Back to this year.  Last Monday morning I was up and at the computer by 7:10am.  At 7:16am I sent my first email.  By 7:47am I had written 5 emails to teachers, explaining issues that Nick was already experiencing, mostly due to a schedule mishap.  Someone had left his third period blank.  Most classes by this time had been filled, so to find an appropriate class was next to impossible.  Once filled, Nick was told that he'd keep all his current teachers.  Relief.  A few seconds later, he was told that one teacher would be switched.

By that time Nick had already processed that the teachers would remain the same.  For him to process and switch back to the issue, which was just concluded, was missed.  That happened last week, so now I'm trying to see what we can do to get that one teacher back on Nick's schedule.

No communication was given to any teachers involved, except what I had sent out.  Some teachers responded back quickly.  By 10am I had sent and responded to about 15 emails.  That's not counting phone calls and voice mails.

The teachers were grateful for the communication.  They were very willing to work with Nick until the issue was resolved.  Thankfully, Nick decided to keep the classes he had.  He was finally able to tell me that it was the change itself.  Once he went through the new schedule a few days, he was fine.

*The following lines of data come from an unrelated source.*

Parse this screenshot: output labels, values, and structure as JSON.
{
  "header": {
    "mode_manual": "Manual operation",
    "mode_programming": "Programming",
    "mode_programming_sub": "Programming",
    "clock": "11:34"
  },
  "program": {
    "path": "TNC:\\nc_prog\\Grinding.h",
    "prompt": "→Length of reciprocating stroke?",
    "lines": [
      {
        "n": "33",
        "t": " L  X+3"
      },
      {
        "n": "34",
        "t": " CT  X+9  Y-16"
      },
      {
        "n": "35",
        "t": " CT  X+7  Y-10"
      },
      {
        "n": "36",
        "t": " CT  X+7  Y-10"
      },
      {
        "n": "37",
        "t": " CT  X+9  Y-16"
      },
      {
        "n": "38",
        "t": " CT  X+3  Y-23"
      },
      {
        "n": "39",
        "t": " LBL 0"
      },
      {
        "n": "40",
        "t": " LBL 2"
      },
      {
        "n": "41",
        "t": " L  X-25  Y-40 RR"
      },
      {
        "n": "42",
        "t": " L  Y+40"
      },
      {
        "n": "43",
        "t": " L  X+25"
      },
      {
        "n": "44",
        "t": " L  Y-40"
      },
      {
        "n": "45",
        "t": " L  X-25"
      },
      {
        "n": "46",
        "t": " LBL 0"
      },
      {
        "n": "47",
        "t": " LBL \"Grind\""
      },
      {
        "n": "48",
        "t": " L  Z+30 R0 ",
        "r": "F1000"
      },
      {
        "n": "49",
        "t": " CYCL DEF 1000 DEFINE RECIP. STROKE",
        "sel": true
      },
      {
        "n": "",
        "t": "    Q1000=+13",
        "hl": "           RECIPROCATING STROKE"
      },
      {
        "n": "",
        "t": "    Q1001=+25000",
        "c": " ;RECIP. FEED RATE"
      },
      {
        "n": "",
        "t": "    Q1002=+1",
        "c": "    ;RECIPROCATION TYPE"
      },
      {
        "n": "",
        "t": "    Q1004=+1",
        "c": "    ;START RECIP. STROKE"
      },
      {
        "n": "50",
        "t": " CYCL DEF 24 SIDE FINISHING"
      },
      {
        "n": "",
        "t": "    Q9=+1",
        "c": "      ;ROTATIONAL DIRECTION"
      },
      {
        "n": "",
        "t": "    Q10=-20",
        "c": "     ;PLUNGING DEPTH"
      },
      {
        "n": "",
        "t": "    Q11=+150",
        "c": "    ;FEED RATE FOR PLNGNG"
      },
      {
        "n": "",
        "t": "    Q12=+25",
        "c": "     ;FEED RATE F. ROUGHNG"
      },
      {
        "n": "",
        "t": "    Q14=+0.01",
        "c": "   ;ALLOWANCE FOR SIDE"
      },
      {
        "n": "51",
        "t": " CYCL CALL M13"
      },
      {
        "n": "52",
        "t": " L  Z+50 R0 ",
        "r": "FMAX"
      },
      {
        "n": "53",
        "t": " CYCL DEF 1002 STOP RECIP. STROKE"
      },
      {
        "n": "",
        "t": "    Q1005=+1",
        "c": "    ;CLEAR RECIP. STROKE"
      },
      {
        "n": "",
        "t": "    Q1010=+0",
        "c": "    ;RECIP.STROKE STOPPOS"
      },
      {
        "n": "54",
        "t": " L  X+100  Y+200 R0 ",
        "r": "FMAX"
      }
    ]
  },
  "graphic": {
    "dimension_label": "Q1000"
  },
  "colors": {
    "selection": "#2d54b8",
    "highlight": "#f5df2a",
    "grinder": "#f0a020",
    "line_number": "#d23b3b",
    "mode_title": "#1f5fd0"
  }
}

I am thankful that the teachers were patient and understanding, but it took my time and effort to communicate with the teachers about Nick.  That is my homework!

Monday, August 12, 2013

So Literal!

Nick came home with Spanish homework.  He had several worksheets to complete.  He filled those out rather easily, but it was painstakingly time consuming.  To help him study, we picked just a section to review.  The easiest section was the days of the week.

At the top of the paper, I wrote the Spanish word for Monday, which is lunes.  I told Nick to write Monday five times.  I explained to Nick that he needs to learn how to write, say, and spell these Spanish words, including accents.  Nick has a great memory, especially when concepts are repeated.

I came back a few minutes later to find that Nick had written Monday five times under lunes.  I asked him, "Why?" Of course, I quickly answered, "Because that's what I said.  Isn't it?"  He shook his head yes.

How easily I forget.  I naturally thought he'd understand to write lunes five times under lunes.  However, that is NOT what I said.  He followed what I said.

This just underscores how precise I have to be, especially now with Nick studying another language.  Oh boy!